The only videos posted so far have really messed up sound, but here's a great video of "The Loop" from Monday's show in Pomona;



My sister got some video, but I still need to help her upload it. She only got bits and pieces, I think, no full songs because an usher kept coming by and pestering her to put away the camera. She'd gotten the camera past friskers by simply placing it in a small pocket in her purse--I wasn't so lucky. I hadn't planned on taking my camera in, in fact I hadn't even given it a thought, so maybe that's why I'd totally forgotten putting it in my coat pocket a couple days earlier. I happened to get one of the more humourless, anal-retentive security people who searched my whole coat carefully and made me take my camera back out to the car, after which I was obliged to go to the end of the line which had by then wrapped partly around the building, meeting the end of the wil call line, which was causing some confusion. My second time through, I had a different guy who didn't even seem interested in my coat.

So I only caught the last four songs of the opening act, a band called Doll and the Kicks, who weren't bad at all.



The lead singer wore her panties on the outside of her tights, which I thought soundly reversed the whole under/outerwear paradigm.

Between the acts, a series of old videos were shown on the screen obviously carefully put in a specific order, someone's playlist, presumably Morrissey's. I wish I could identify some of them--the first was a short clip from a 1960s movie of a guy ringing a school bell and saying something like, "Class is in session." This was followed by this;



Then, I think, came a great video from the late 1960s, a pop band with a female lead singer I wish I knew the name of. The other videos that I can remember, in as close to the right order I can remember, were;







There was a video of The New York Dolls performing "Looking for a Kiss" on an Italian show. YouTube doesn't seem to have it, but this is a very similar video of that band performing the same song;



The clip of the guy with the bell came on again at some point, there was a mid-60s video of a black guy I didn't recognise talking about racism, an American singer of Italian descent singing a very enthusiastic song about a beautiful woman, and finally a short clip of a transvestite performing as, apparently, Gloria Swanson disappearing behind a blue starlit curtain.
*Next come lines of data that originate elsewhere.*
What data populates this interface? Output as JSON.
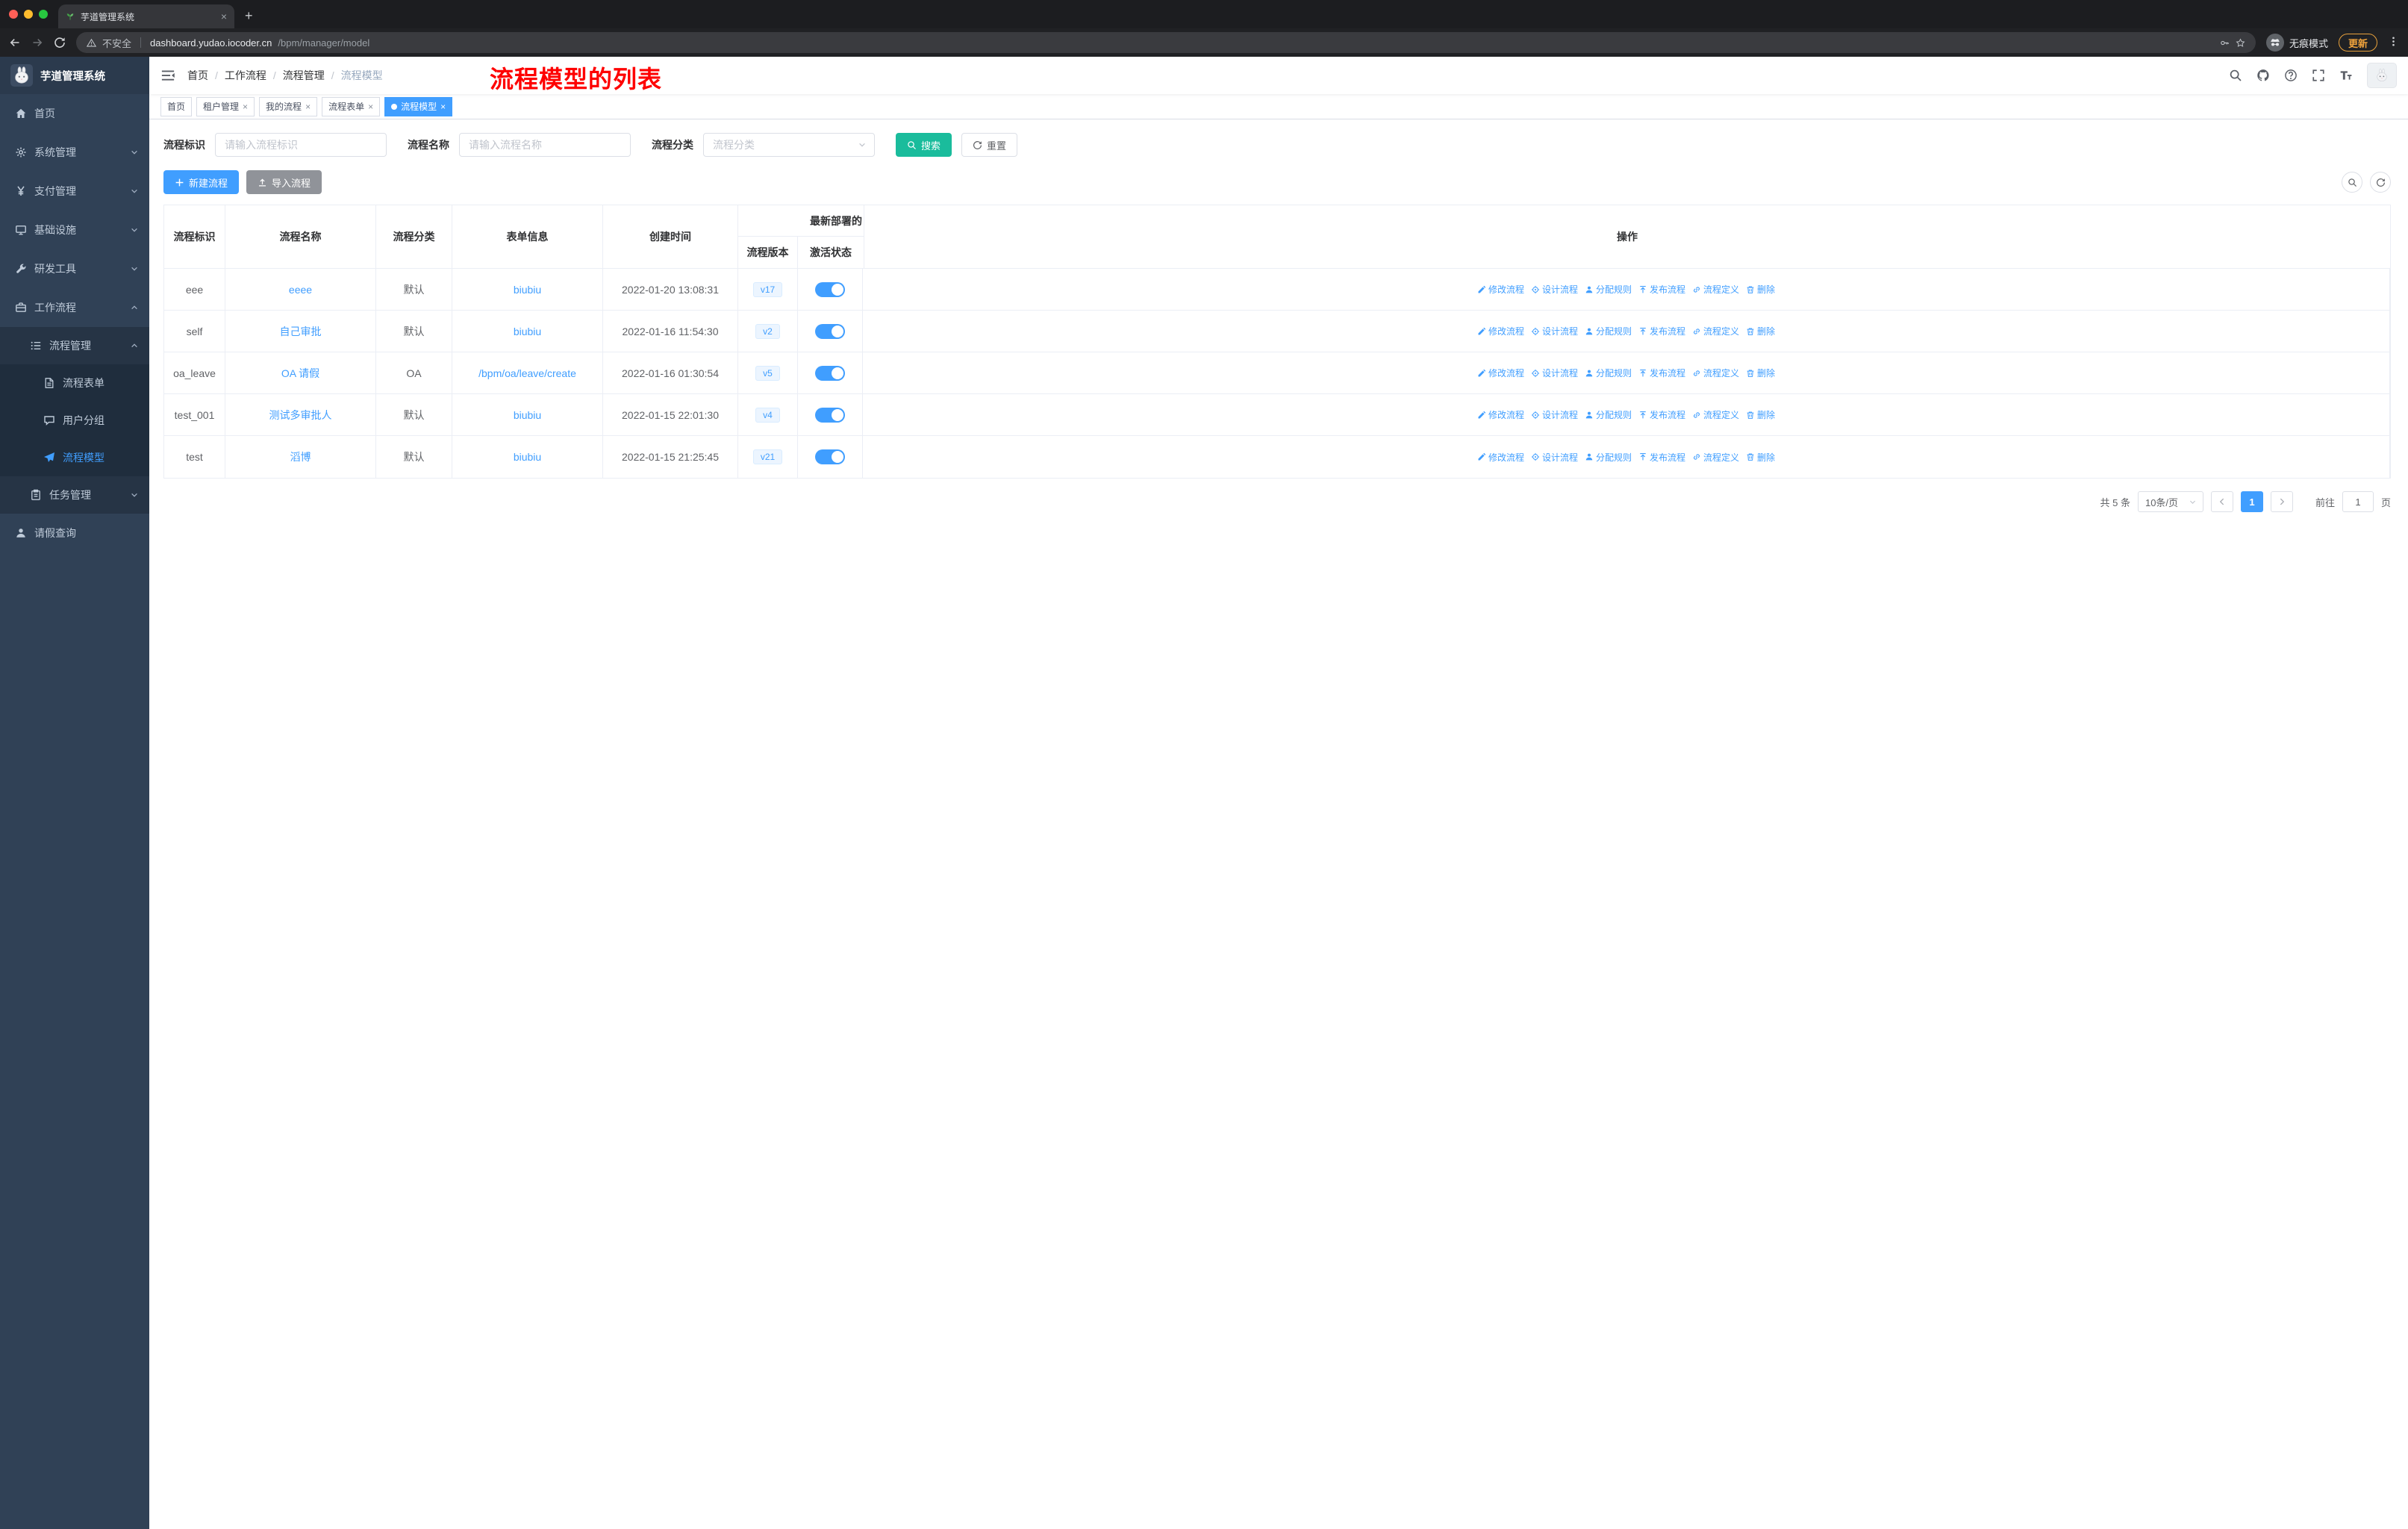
{
  "browser": {
    "tab_title": "芋道管理系统",
    "new_tab_label": "+",
    "security_label": "不安全",
    "url_host": "dashboard.yudao.iocoder.cn",
    "url_path": "/bpm/manager/model",
    "incognito_label": "无痕模式",
    "update_label": "更新"
  },
  "sidebar": {
    "logo_title": "芋道管理系统",
    "items": [
      {
        "id": "home",
        "label": "首页",
        "icon": "home-icon",
        "level": 1
      },
      {
        "id": "system",
        "label": "系统管理",
        "icon": "gear-icon",
        "level": 1,
        "arrow": "down"
      },
      {
        "id": "payment",
        "label": "支付管理",
        "icon": "yen-icon",
        "level": 1,
        "arrow": "down"
      },
      {
        "id": "infrastructure",
        "label": "基础设施",
        "icon": "monitor-icon",
        "level": 1,
        "arrow": "down"
      },
      {
        "id": "devtools",
        "label": "研发工具",
        "icon": "wrench-icon",
        "level": 1,
        "arrow": "down"
      },
      {
        "id": "workflow",
        "label": "工作流程",
        "icon": "briefcase-icon",
        "level": 1,
        "arrow": "up"
      },
      {
        "id": "process-mgmt",
        "label": "流程管理",
        "icon": "list-icon",
        "level": 2,
        "arrow": "up"
      },
      {
        "id": "process-form",
        "label": "流程表单",
        "icon": "doc-icon",
        "level": 3
      },
      {
        "id": "user-group",
        "label": "用户分组",
        "icon": "chat-icon",
        "level": 3
      },
      {
        "id": "process-model",
        "label": "流程模型",
        "icon": "send-icon",
        "level": 3,
        "active": true
      },
      {
        "id": "task-mgmt",
        "label": "任务管理",
        "icon": "clipboard-icon",
        "level": 2,
        "arrow": "down"
      },
      {
        "id": "leave-query",
        "label": "请假查询",
        "icon": "user-icon",
        "level": 1
      }
    ]
  },
  "header": {
    "breadcrumb": [
      "首页",
      "工作流程",
      "流程管理",
      "流程模型"
    ],
    "annotation": "流程模型的列表"
  },
  "tags": [
    {
      "id": "home",
      "label": "首页"
    },
    {
      "id": "tenant",
      "label": "租户管理",
      "closable": true
    },
    {
      "id": "my-process",
      "label": "我的流程",
      "closable": true
    },
    {
      "id": "process-form",
      "label": "流程表单",
      "closable": true
    },
    {
      "id": "process-model",
      "label": "流程模型",
      "closable": true,
      "active": true
    }
  ],
  "filters": {
    "key_label": "流程标识",
    "key_placeholder": "请输入流程标识",
    "name_label": "流程名称",
    "name_placeholder": "请输入流程名称",
    "category_label": "流程分类",
    "category_placeholder": "流程分类",
    "search_label": "搜索",
    "reset_label": "重置"
  },
  "toolbar": {
    "create_label": "新建流程",
    "import_label": "导入流程"
  },
  "table": {
    "group_header": "最新部署的",
    "columns": {
      "key": "流程标识",
      "name": "流程名称",
      "category": "流程分类",
      "form": "表单信息",
      "created": "创建时间",
      "version": "流程版本",
      "status": "激活状态",
      "ops": "操作"
    },
    "rows": [
      {
        "key": "eee",
        "name": "eeee",
        "category": "默认",
        "form": "biubiu",
        "created": "2022-01-20 13:08:31",
        "version": "v17",
        "active": true
      },
      {
        "key": "self",
        "name": "自己审批",
        "category": "默认",
        "form": "biubiu",
        "created": "2022-01-16 11:54:30",
        "version": "v2",
        "active": true
      },
      {
        "key": "oa_leave",
        "name": "OA 请假",
        "category": "OA",
        "form": "/bpm/oa/leave/create",
        "created": "2022-01-16 01:30:54",
        "version": "v5",
        "active": true
      },
      {
        "key": "test_001",
        "name": "测试多审批人",
        "category": "默认",
        "form": "biubiu",
        "created": "2022-01-15 22:01:30",
        "version": "v4",
        "active": true
      },
      {
        "key": "test",
        "name": "滔博",
        "category": "默认",
        "form": "biubiu",
        "created": "2022-01-15 21:25:45",
        "version": "v21",
        "active": true
      }
    ],
    "actions": [
      {
        "id": "modify",
        "label": "修改流程",
        "icon": "edit-icon"
      },
      {
        "id": "design",
        "label": "设计流程",
        "icon": "design-icon"
      },
      {
        "id": "assign",
        "label": "分配规则",
        "icon": "assign-icon"
      },
      {
        "id": "publish",
        "label": "发布流程",
        "icon": "publish-icon"
      },
      {
        "id": "definition",
        "label": "流程定义",
        "icon": "link-icon"
      },
      {
        "id": "delete",
        "label": "删除",
        "icon": "delete-icon"
      }
    ]
  },
  "pagination": {
    "total": "共 5 条",
    "page_size": "10条/页",
    "current_page": "1",
    "goto_label": "前往",
    "goto_value": "1",
    "page_unit": "页"
  },
  "colors": {
    "accent": "#409eff",
    "search_button": "#1abc9c",
    "annotation_red": "#fe0000",
    "sidebar_bg": "#304156",
    "sidebar_submenu_bg": "#1f2d3d",
    "table_border": "#ebeef5",
    "version_tag_bg": "#ecf5ff"
  }
}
Then Morrissey appeared, opening the show with "This Charming Man" and carrying a vinyl record which I've since learned was the Elvis Presley album Spinout, a Christmas gift to him from fans at the Morrissey-solo website.

Twitter Sonnet #89

Light eggs besieged the styrofoam castle.
Yellow yolk men break on the Golden Horn.
A female spy hid more in her bustle.
From this, an odd new victory was born.
Torn notes are worth personable money.
Mailmen make mashed letter oatmeal with rain.
The bank ghosts think many things are funny.
Brilliant leaves race water down a curb drain.
Morrissey's human and needs to be loved.
Thick coats can carry cameras you don't know.
Wilde said even true things can be proved.
Streets cannot say which way you ought to go.
Faeries make inscrutable chess pieces.
Blue phones are where telepathy ceases.